Retificação de livro fiscal eletrônico por contribuinte – prazo expirado – negativa de restituição dos créditos de ICMS
A tentativa de retificar escritura contábil de livro fiscal eletrônico fora do prazo legal obsta o exercício, pelo contribuinte, do direito de compensação dos créditos de ICMS apurados em período anterior à comunicação ao Fisco.
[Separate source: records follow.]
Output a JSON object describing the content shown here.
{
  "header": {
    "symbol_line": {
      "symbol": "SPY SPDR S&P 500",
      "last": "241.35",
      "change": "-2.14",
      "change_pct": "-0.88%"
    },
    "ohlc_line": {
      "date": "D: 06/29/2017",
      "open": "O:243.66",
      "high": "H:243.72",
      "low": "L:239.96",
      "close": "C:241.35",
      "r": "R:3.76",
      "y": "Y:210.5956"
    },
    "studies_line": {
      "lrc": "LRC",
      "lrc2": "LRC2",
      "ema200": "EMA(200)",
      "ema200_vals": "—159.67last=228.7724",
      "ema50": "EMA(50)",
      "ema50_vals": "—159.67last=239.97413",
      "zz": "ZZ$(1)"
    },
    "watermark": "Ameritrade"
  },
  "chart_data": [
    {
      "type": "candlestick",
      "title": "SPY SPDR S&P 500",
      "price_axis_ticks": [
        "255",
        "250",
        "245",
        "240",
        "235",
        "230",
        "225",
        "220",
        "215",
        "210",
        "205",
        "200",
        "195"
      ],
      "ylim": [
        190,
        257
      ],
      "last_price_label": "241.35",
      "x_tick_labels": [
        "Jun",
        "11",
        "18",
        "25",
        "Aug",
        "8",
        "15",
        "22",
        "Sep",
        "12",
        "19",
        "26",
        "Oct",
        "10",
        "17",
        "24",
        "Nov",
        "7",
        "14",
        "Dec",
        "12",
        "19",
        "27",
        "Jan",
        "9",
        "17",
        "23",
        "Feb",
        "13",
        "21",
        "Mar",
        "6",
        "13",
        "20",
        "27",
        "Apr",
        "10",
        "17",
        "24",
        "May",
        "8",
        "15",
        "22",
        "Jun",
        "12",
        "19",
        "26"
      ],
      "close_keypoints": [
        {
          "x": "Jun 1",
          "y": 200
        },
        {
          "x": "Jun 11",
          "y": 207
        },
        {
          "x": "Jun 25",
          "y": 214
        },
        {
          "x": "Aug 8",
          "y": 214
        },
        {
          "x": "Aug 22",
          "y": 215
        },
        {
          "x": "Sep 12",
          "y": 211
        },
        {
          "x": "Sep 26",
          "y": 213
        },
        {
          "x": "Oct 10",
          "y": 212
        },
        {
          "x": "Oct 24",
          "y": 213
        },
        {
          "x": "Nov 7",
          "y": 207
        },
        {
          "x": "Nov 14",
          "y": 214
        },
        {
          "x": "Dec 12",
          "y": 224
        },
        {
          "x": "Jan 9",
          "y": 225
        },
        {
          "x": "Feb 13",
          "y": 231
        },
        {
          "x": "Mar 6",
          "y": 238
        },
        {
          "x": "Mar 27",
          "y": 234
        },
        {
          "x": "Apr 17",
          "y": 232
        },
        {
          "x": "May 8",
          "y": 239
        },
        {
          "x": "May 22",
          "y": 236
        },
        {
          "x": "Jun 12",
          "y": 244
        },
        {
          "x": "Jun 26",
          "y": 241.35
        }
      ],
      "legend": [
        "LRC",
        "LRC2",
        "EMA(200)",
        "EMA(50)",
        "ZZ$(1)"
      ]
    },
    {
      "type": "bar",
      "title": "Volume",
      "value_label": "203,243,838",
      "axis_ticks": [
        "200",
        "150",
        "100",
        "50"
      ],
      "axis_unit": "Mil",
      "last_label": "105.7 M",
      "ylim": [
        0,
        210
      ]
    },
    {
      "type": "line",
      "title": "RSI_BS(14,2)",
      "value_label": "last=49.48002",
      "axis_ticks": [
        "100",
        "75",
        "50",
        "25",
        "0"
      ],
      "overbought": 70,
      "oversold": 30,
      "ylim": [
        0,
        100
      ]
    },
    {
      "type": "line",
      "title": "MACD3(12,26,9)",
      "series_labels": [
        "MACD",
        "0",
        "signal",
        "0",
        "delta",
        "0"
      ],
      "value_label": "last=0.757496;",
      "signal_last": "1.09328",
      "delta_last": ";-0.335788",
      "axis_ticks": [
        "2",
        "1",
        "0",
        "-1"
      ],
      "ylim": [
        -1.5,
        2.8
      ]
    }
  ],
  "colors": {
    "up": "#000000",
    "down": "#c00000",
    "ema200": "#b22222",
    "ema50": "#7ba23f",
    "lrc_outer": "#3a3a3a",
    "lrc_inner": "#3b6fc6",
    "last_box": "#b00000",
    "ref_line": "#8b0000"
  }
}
Um contribuinte, pessoa jurídica do ramo atacadista de pescados, requereu a declaração de inexigibilidade de diversas Certidões de Dívida Ativa – CDA’s de ICMS. Alegou que falhas na escrituração contábil da empresa acarretaram o desprezo dos créditos decorrentes do regime tributário diferenciado na apuração final do ICMS a recolher. Argumentou que, verificada a existência de dívida ativa, a empresa solicitou a retificação dos livros eletrônicos, mas o requerimento foi negado por pendências em “malha fiscal”. Em primeira instância, o pedido foi julgado parcialmente procedente para admitir o aproveitamento dos créditos do imposto pelo contribuinte, apesar de não terem sido preenchidos os requisitos previstos na legislação tributária. Ao analisarem o recurso interposto pelo Distrito Federal e a remessa necessária, os Desembargadores consignaram que o direito ao crédito compensado do ICMS está condicionado à idoneidade da documentação fiscal apresentada pelo contribuinte (artigo 23 da Lei Complementar 87/1996, artigo 33 da Lei 1.254/1996 e artigo 54, §§ 5º e 6º, do Decreto 18.955/97 – RICMS). Asseveraram que a inobservância da obrigação acessória de manter a escrituração contábil em ordem impede a empresa de retificar os livros fiscais eletrônicos para o recebimento de eventuais créditos oriundos de tributos que não foram regular e devidamente registrados. In casu, a empresa perdeu o prazo de três meses para alterar os livros eletrônicos apresentados, o que inviabilizou a restituição dos créditos de ICMS apurados em período anterior ao da comunicação à Fazenda Pública. Por isso, os Julgadores concluíram que o Fisco, ao recusar o aproveitamento dos créditos de ICMS, agiu de forma precisa e com amparo na legislação tributária vigente. Nesse contexto, o Colegiado deu provimento ao recurso voluntário do DF e ao reexame necessário para julgar improcedente o pedido autoral.
Acórdão 1219974, 07115465820188070018, Relator Des. JOÃO EGMONT, 2ª Turma Cível, data de julgamento: 4/12/2019, publicado no DJe: 10/12/2019.